It’s December, but I see them everywhere.
I offer my hand and she crawls onto it. Her hard shell belies her delicate nature. I admire her armor, which protects her sensitive parts from the world. We are alike in that way.
As the month of December passes, I find more. One on my bedside table. Another on my bedroom windowsill. Several end up on the bed, pacing back and forth on the striped flannel sheets. I find one under my pillow as I’m positioning it for the night. It’s as if someone else placed a wish there for me. The universe, perhaps. If you believe in those sorts of things.
I believe in those sorts of things. Omens. Signs. Signs from God. Signs from the universe.
I pay attention when a bevy of ladybugs takes up residence in my house in the middle of December. And I seem to be the only one to spot them.
I know it is my animal totem. At least one of them. The one that matters at this moment.
But I don’t look it up. I don’t want to know what it means.
Good luck, I imagine. They are lucky ladybugs after all.
I don’t want to know any more.
December is my month to hibernate, to rest up for 2015. I deserve it. The nothingness. I’ve earned it. At least that’s what I tell myself.
On New Year’s Day, I look up ladybug as an animal totem. It means “wish fulfilled.” The appearance of a lady bug heralds a time of luck and protection in which wishes begin to be fulfilled.
I know that for my wishes to come true, I have to write.
I wonder why I resist so much. Sometimes it seems like the hardest thing to do in the world is to pick up a pen and scratch out a few sentences. Good sentences or bad sentences, it doesn’t matter. Starting is always hard.
Even on the first day of the new year I don’t want to write.
W shuts off the L Word reruns we are watching on Netflix. Like she is my mother and knows what’s best for me.

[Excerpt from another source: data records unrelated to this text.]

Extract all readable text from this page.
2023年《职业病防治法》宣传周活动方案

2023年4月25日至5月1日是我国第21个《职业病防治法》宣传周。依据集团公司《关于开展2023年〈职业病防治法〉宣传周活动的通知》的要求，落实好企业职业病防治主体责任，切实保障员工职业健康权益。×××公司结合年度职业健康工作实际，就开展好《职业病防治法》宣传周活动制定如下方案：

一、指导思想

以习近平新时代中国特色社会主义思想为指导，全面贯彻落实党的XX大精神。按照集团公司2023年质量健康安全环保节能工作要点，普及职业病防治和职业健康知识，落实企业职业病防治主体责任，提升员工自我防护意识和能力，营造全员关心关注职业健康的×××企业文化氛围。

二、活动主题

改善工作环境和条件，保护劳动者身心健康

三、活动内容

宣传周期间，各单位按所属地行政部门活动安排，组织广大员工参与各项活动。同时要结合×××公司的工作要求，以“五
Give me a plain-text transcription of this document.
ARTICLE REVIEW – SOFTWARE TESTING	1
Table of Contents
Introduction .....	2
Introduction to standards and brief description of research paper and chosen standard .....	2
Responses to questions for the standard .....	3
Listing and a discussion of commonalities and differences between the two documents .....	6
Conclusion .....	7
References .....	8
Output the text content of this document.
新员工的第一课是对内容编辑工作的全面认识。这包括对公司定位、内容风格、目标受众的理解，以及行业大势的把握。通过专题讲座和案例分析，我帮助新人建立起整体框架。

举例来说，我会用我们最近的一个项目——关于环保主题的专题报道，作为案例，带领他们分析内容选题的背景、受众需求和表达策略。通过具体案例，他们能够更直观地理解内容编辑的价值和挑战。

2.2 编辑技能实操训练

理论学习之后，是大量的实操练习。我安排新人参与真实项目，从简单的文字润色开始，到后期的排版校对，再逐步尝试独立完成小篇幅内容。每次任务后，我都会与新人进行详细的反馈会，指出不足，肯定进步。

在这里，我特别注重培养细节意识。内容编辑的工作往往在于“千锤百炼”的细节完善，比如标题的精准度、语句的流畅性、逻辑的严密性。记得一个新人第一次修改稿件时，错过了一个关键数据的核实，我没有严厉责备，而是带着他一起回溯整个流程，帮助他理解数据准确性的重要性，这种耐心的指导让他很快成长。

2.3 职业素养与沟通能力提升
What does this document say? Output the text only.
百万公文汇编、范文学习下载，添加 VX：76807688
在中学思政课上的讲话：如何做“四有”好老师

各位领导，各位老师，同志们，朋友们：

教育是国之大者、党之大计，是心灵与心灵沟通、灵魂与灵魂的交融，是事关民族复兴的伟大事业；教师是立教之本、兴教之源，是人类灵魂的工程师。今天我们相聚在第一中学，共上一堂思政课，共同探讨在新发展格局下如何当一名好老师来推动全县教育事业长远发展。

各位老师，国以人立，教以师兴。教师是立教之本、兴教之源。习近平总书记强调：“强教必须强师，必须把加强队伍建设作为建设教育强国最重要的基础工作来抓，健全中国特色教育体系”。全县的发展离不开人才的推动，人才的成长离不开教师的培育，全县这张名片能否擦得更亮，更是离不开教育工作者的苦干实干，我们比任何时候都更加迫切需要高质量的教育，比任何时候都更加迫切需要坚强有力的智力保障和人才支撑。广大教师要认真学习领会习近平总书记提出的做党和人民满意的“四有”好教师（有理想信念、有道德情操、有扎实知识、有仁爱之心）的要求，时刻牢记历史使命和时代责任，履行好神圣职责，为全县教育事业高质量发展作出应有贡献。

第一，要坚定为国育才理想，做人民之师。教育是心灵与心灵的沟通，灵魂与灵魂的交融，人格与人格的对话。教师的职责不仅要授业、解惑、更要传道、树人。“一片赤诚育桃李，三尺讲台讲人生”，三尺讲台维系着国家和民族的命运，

She says she is helping me.
I just want to watch The L Word.
I figure I could be known for that. Watching The L Word over and over and over again. It was a groundbreaking drama. Ten years ago. But still. Groundbreaking. Where’s the shame in that?
Or online Scrabble. I could just play Scrabble on my iPad on the intermediate setting. How could there be any shame in Scrabble, America’s favorite word game?
But what I really want to be known as is a writer, which means I must write.
About ladybugs or The L Word or Scrabble. It doesn’t really matter. I just need to write.
* * *
It’s a dot of white light that seems to fall from the sky. A singular blip like the electronic “ball” in the game Pong. It’s there and then it isn’t.
“Did you see that?” W asks.
It seems almost too perfect. A shooting star to start off the new year.
I freeze inside. Hold my breath. I am too afraid to ask for anything, to make a wish.
Now, I am wondering if it is too late. What’s the expiration date on a shooting star?
But maybe the wish part is optional.
Maybe it was the universe winking its eye. Saying I’ve got this, I’ve got you. No worries. 2015 is going to be epic. Just you wait and see.